Огонёк вспыхнул, с аппетитом затрещал щепочкой… Я выдохнул и принялся откалывать от полена небольшие чешуйки, и одну за одной подкладывать их в огонь.

Ну, вроде, всё наладилось. Огонёк бодренько скакал по щепкам, превращая их в новые угольки, я смог расслабиться, и… тут меня одолел сон.

Просто спасу нет! Веки налились тяжестью, глаза осоловели, всё тело сделалось чужим, перестало подчиняться и слушаться. Оно хотело вытянуться прямо тут, возле очага, закрыть глаза и забыться.

Наверное, я поддался. Заснул прямо сидя, держа в одной руке топор, а в другой — свежеотколотую щепку…

Проснулся рывком, словно меня дёрнули за волосы. Открыл глаза, помотал головой. Тело затекло, задницы я вообще не чувствовал. Хотел подняться, но бросил взгляд на очаг…

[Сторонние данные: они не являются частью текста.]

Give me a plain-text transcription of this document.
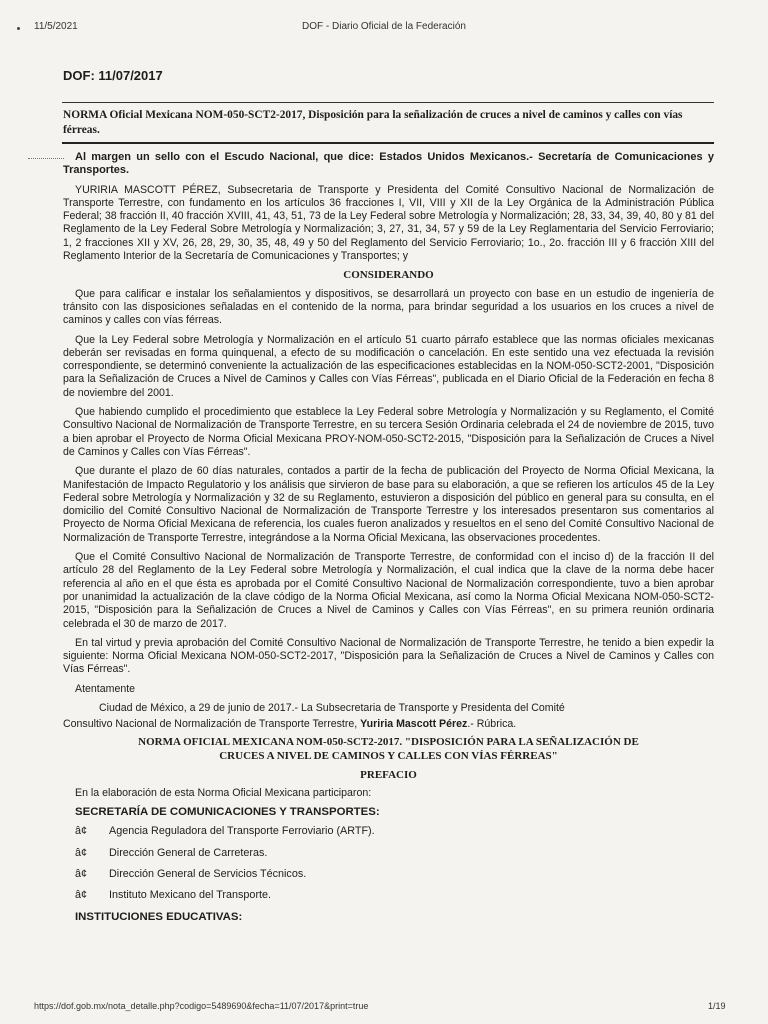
11/5/2021	DOF - Diario Oficial de la Federación
DOF: 11/07/2017
NORMA Oficial Mexicana NOM-050-SCT2-2017, Disposición para la señalización de cruces a nivel de caminos y calles con vías férreas.

Al margen un sello con el Escudo Nacional, que dice: Estados Unidos Mexicanos.- Secretaría de Comunicaciones y Transportes.

YURIRIA MASCOTT PÉREZ, Subsecretaria de Transporte y Presidenta del Comité Consultivo Nacional de Normalización de Transporte Terrestre, con fundamento en los artículos 36 fracciones I, VII, VIII y XII de la Ley Orgánica de la Administración Pública Federal; 38 fracción II, 40 fracción XVIII, 41, 43, 51, 73 de la Ley Federal sobre Metrología y Normalización; 28, 33, 34, 39, 40, 80 y 81 del Reglamento de la Ley Federal Sobre Metrología y Normalización; 3, 27, 31, 34, 57 y 59 de la Ley Reglamentaria del Servicio Ferroviario; 1, 2 fracciones XII y XV, 26, 28, 29, 30, 35, 48, 49 y 50 del Reglamento del Servicio Ferroviario; 1o., 2o. fracción III y 6 fracción XIII del Reglamento Interior de la Secretaría de Comunicaciones y Transportes; y

CONSIDERANDO

Que para calificar e instalar los señalamientos y dispositivos, se desarrollará un proyecto con base en un estudio de ingeniería de tránsito con las disposiciones señaladas en el contenido de la norma, para brindar seguridad a los usuarios en los cruces a nivel de caminos y calles con vías férreas.

Que la Ley Federal sobre Metrología y Normalización en el artículo 51 cuarto párrafo establece que las normas oficiales mexicanas deberán ser revisadas en forma quinquenal, a efecto de su modificación o cancelación. En este sentido una vez efectuada la revisión correspondiente, se determinó conveniente la actualización de las especificaciones establecidas en la NOM-050-SCT2-2001, "Disposición para la Señalización de Cruces a Nivel de Caminos y Calles con Vías Férreas", publicada en el Diario Oficial de la Federación en fecha 8 de noviembre del 2001.

Que habiendo cumplido el procedimiento que establece la Ley Federal sobre Metrología y Normalización y su Reglamento, el Comité Consultivo Nacional de Normalización de Transporte Terrestre, en su tercera Sesión Ordinaria celebrada el 24 de noviembre de 2015, tuvo a bien aprobar el Proyecto de Norma Oficial Mexicana PROY-NOM-050-SCT2-2015, "Disposición para la Señalización de Cruces a Nivel de Caminos y Calles con Vías Férreas".

Que durante el plazo de 60 días naturales, contados a partir de la fecha de publicación del Proyecto de Norma Oficial Mexicana, la Manifestación de Impacto Regulatorio y los análisis que sirvieron de base para su elaboración, a que se refieren los artículos 45 de la Ley Federal sobre Metrología y Normalización y 32 de su Reglamento, estuvieron a disposición del público en general para su consulta, en el domicilio del Comité Consultivo Nacional de Normalización de Transporte Terrestre y los interesados presentaron sus comentarios al Proyecto de Norma Oficial Mexicana de referencia, los cuales fueron analizados y resueltos en el seno del Comité Consultivo Nacional de Normalización de Transporte Terrestre, integrándose a la Norma Oficial Mexicana, las observaciones procedentes.

Que el Comité Consultivo Nacional de Normalización de Transporte Terrestre, de conformidad con el inciso d) de la fracción II del artículo 28 del Reglamento de la Ley Federal sobre Metrología y Normalización, el cual indica que la clave de la norma debe hacer referencia al año en el que ésta es aprobada por el Comité Consultivo Nacional de Normalización correspondiente, tuvo a bien aprobar por unanimidad la actualización de la clave código de la Norma Oficial Mexicana, así como la Norma Oficial Mexicana NOM-050-SCT2-2015, "Disposición para la Señalización de Cruces a Nivel de Caminos y Calles con Vías Férreas", en su primera reunión ordinaria celebrada el 30 de marzo de 2017.

En tal virtud y previa aprobación del Comité Consultivo Nacional de Normalización de Transporte Terrestre, he tenido a bien expedir la siguiente: Norma Oficial Mexicana NOM-050-SCT2-2017, "Disposición para la Señalización de Cruces a Nivel de Caminos y Calles con Vías Férreas".

Atentamente

Ciudad de México, a 29 de junio de 2017.- La Subsecretaria de Transporte y Presidenta del Comité

Consultivo Nacional de Normalización de Transporte Terrestre, Yuriria Mascott Pérez.- Rúbrica.

NORMA OFICIAL MEXICANA NOM-050-SCT2-2017. "DISPOSICIÓN PARA LA SEÑALIZACIÓN DE
CRUCES A NIVEL DE CAMINOS Y CALLES CON VÍAS FÉRREAS"
PREFACIO

En la elaboración de esta Norma Oficial Mexicana participaron:

SECRETARÍA DE COMUNICACIONES Y TRANSPORTES:
â¢ Agencia Reguladora del Transporte Ferroviario (ARTF).
â¢ Dirección General de Carreteras.
â¢ Dirección General de Servicios Técnicos.
â¢ Instituto Mexicano del Transporte.
INSTITUCIONES EDUCATIVAS:
https://dof.gob.mx/nota_detalle.php?codigo=5489690&fecha=11/07/2017&print=true	1/19
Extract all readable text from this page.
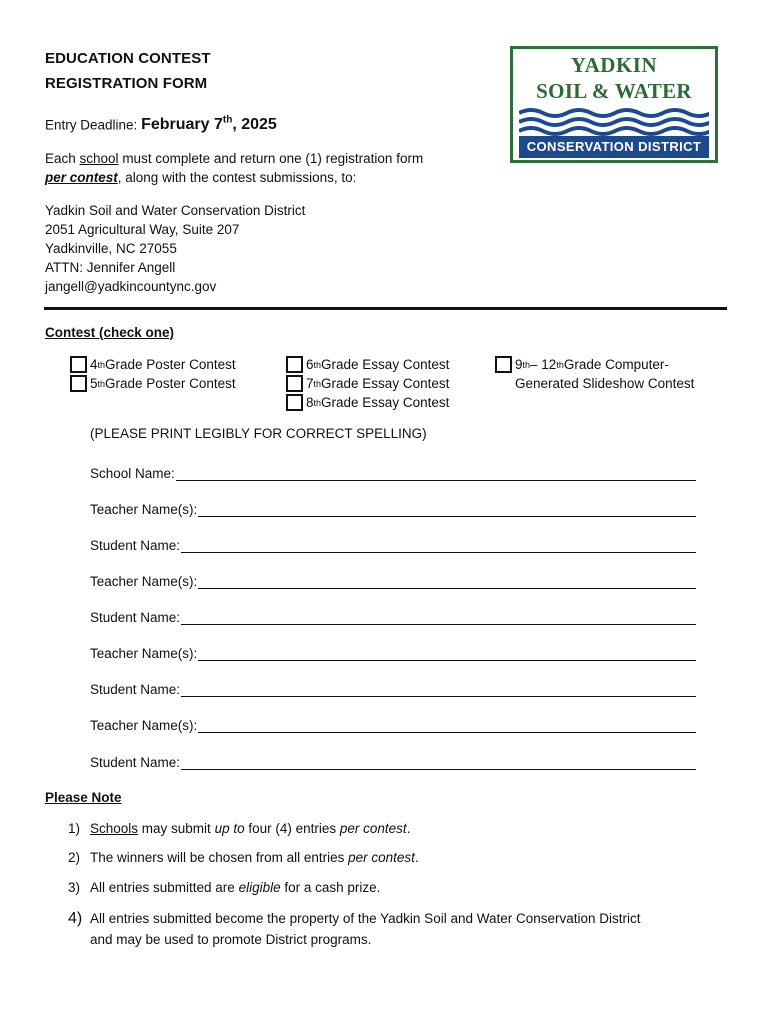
EDUCATION CONTEST
REGISTRATION FORM
Entry Deadline: February 7th, 2025
Each school must complete and return one (1) registration form
per contest, along with the contest submissions, to:
Yadkin Soil and Water Conservation District
2051 Agricultural Way, Suite 207
Yadkinville, NC 27055
ATTN: Jennifer Angell
jangell@yadkincountync.gov
YADKIN
SOIL & WATER
CONSERVATION DISTRICT
Contest (check one)
4 th Grade Poster Contest
5 th Grade Poster Contest
6 th Grade Essay Contest
7 th Grade Essay Contest
8 th Grade Essay Contest
9 th – 12 th Grade Computer-
Generated Slideshow Contest
(PLEASE PRINT LEGIBLY FOR CORRECT SPELLING)
School Name:
Teacher Name(s):
Student Name:
Teacher Name(s):
Student Name:
Teacher Name(s):
Student Name:
Teacher Name(s):
Student Name:
Please Note
1) Schools may submit up to four (4) entries per contest.
2) The winners will be chosen from all entries per contest.
3) All entries submitted are eligible for a cash prize.
4) All entries submitted become the property of the Yadkin Soil and Water Conservation District
and may be used to promote District programs.
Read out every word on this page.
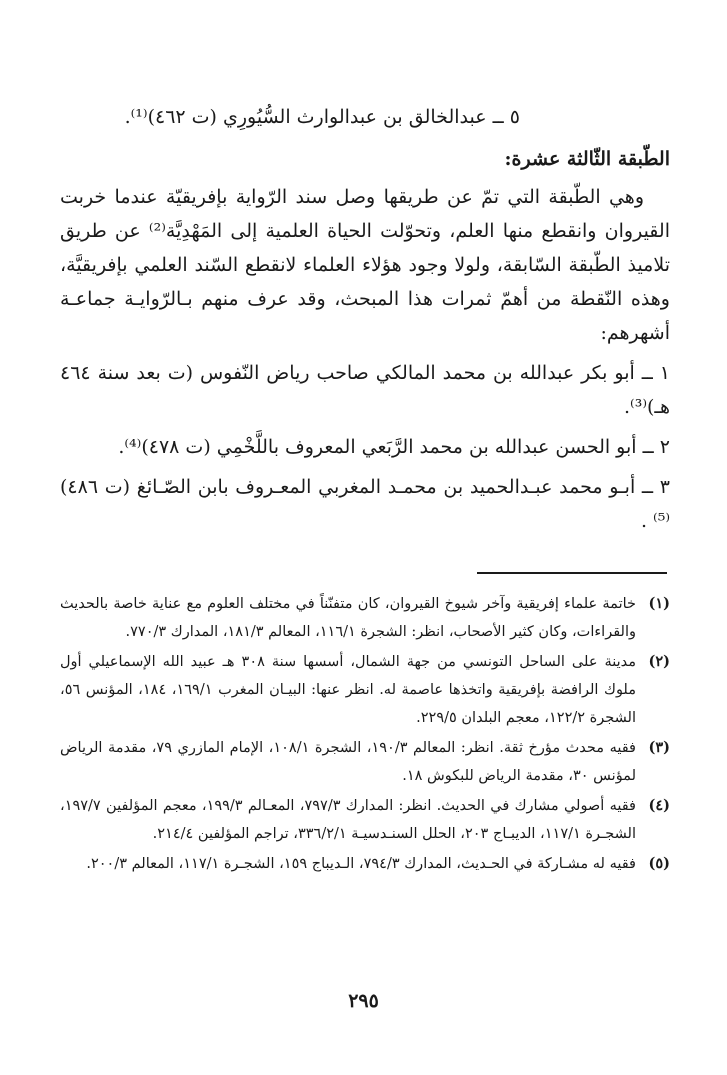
٥ ــ عبدالخالق بن عبدالوارث السُّيُورِي (ت ٤٦٢)⁽¹⁾.

الطّبقة الثّالثة عشرة:

وهي الطّبقة التي تمّ عن طريقها وصل سند الرّواية بإفريقيّة عندما خربت القيروان وانقطع منها العلم، وتحوّلت الحياة العلمية إلى المَهْدِيَّة⁽²⁾ عن طريق تلاميذ الطّبقة السّابقة، ولولا وجود هؤلاء العلماء لانقطع السّند العلمي بإفريقيَّة، وهذه النّقطة من أهمّ ثمرات هذا المبحث، وقد عرف منهم بـالرّوايـة جماعـة أشهرهم:

١ ــ أبو بكر عبدالله بن محمد المالكي صاحب رياض النّفوس (ت بعد سنة ٤٦٤ هـ)⁽³⁾.

٢ ــ أبو الحسن عبدالله بن محمد الرَّبَعي المعروف باللَّخْمِي (ت ٤٧٨)⁽⁴⁾.

٣ ــ أبـو محمد عبـدالحميد بن محمـد المغربي المعـروف بابن الصّـائغ (ت ٤٨٦) ⁽⁵⁾ .

(١)
خاتمة علماء إفريقية وآخر شيوخ القيروان، كان متفنّناً في مختلف العلوم مع عناية خاصة بالحديث والقراءات، وكان كثير الأصحاب، انظر: الشجرة ١١٦/١، المعالم ١٨١/٣، المدارك ٧٧٠/٣.
(٢)
مدينة على الساحل التونسي من جهة الشمال، أسسها سنة ٣٠٨ هـ عبيد الله الإسماعيلي أول ملوك الرافضة بإفريقية واتخذها عاصمة له. انظر عنها: البيـان المغرب ١٦٩/١، ١٨٤، المؤنس ٥٦، الشجرة ١٢٢/٢، معجم البلدان ٢٢٩/٥.
(٣)
فقيه محدث مؤرخ ثقة. انظر: المعالم ١٩٠/٣، الشجرة ١٠٨/١، الإمام المازري ٧٩، مقدمة الرياض لمؤنس ٣٠، مقدمة الرياض للبكوش ١٨.
(٤)
فقيه أصولي مشارك في الحديث. انظر: المدارك ٧٩٧/٣، المعـالم ١٩٩/٣، معجم المؤلفين ١٩٧/٧، الشجـرة ١١٧/١، الديبـاج ٢٠٣، الحلل السنـدسيـة ٣٣٦/٢/١، تراجم المؤلفين ٢١٤/٤.
(٥)
فقيه له مشـاركة في الحـديث، المدارك ٧٩٤/٣، الـديباج ١٥٩، الشجـرة ١١٧/١، المعالم ٢٠٠/٣.
٢٩٥
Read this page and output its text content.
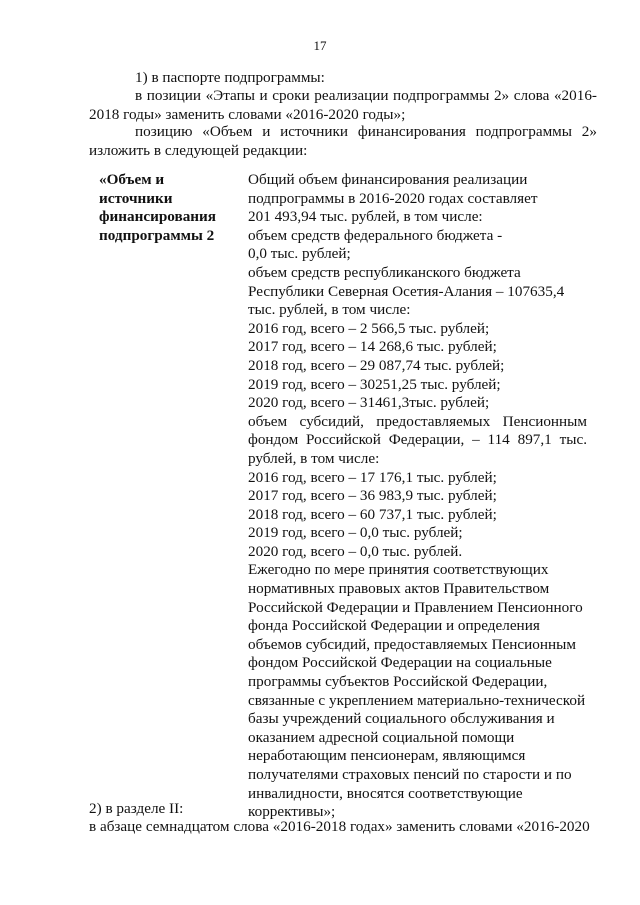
17
1) в паспорте подпрограммы:
в позиции «Этапы и сроки реализации подпрограммы 2» слова «2016-2018 годы» заменить словами «2016-2020 годы»;
позицию «Объем и источники финансирования подпрограммы 2» изложить в следующей редакции:
«Объем и
источники
финансирования
подпрограммы 2
Общий объем финансирования реализации
подпрограммы в 2016-2020 годах составляет
201 493,94 тыс. рублей, в том числе:
объем средств федерального бюджета -
0,0 тыс. рублей;
объем средств республиканского бюджета
Республики Северная Осетия-Алания – 107635,4
тыс. рублей, в том числе:
2016 год, всего – 2 566,5 тыс. рублей;
2017 год, всего – 14 268,6 тыс. рублей;
2018 год, всего – 29 087,74 тыс. рублей;
2019 год, всего – 30251,25 тыс. рублей;
2020 год, всего – 31461,3тыс. рублей;
объем субсидий, предоставляемых Пенсионным фондом Российской Федерации, – 114 897,1 тыс. рублей, в том числе:
2016 год, всего – 17 176,1 тыс. рублей;
2017 год, всего – 36 983,9 тыс. рублей;
2018 год, всего – 60 737,1 тыс. рублей;
2019 год, всего – 0,0 тыс. рублей;
2020 год, всего – 0,0 тыс. рублей.
Ежегодно по мере принятия соответствующих
нормативных правовых актов Правительством
Российской Федерации и Правлением Пенсионного
фонда Российской Федерации и определения
объемов субсидий, предоставляемых Пенсионным
фондом Российской Федерации на социальные
программы субъектов Российской Федерации,
связанные с укреплением материально-технической
базы учреждений социального обслуживания и
оказанием адресной социальной помощи
неработающим пенсионерам, являющимся
получателями страховых пенсий по старости и по
инвалидности, вносятся соответствующие
коррективы»;
2) в разделе II:
в абзаце семнадцатом слова «2016-2018 годах» заменить словами «2016-2020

Угли были чёрными и мёртвыми, как зрачок слепца. И ещё: показалось, что над ними кто-то нависает. Какая-то тень. Стоило на неё посмотреть — отпрянула к стене и скрылась за печкой.

Я ещё раз помотал головой, прогоняя наваждение. А затем наклонился и подул. Но осторожно, тихо, стараясь не взметнуть тучу пепла, а разбудить огонь.

Показались багровые всполохи. Кажется, парочка угольков была готова вспыхнуть. Тень метнулась из-за печки, мазнула крылом по моим волосам, накрыла очаг… И угли потухли.


Я заскрипел зубами. Да что же это такое? Казалось бы, простое задание: не дать потухнуть костру. А вот поди ж ты…

Ладно, соберись, — сказал я себе и сосредоточился. — Ничего сложного: нащипать лучины, отыскать горящий уголёк, разжечь пламя и подбрасывать щепки непрерывно, пока всё не разгорится. Затем подложить брёвнышко побольше…


Сказать — проще, чем сделать.


Как только я принялся щипать лучину, кто-то потянул меня за волосы. Я вскинулся. Огляделся — никого нет. Только на стене, занавешенной цветастым ковриком, корчится тень.

Казалось, она меня дразнит.


Тряхнув головой, я сосредоточился на огне. Подбрасывал щепки, следил, чтобы была тяга, и старался не обращать внимания на то, что происходит вокруг.

Это было не так-то просто.

В какой-то момент теней стало две. Затем — три. А может, это была всё та же, первая тень, но мельтешила она с такой скоростью, что я не мог уследить.

В уши задувал холодный ветер, он же норовил потушить каждый язычок пламени, который я отвоёвывал с таким трудом. Угли то наливались багровым светом, то чернели, покрывались пеплом.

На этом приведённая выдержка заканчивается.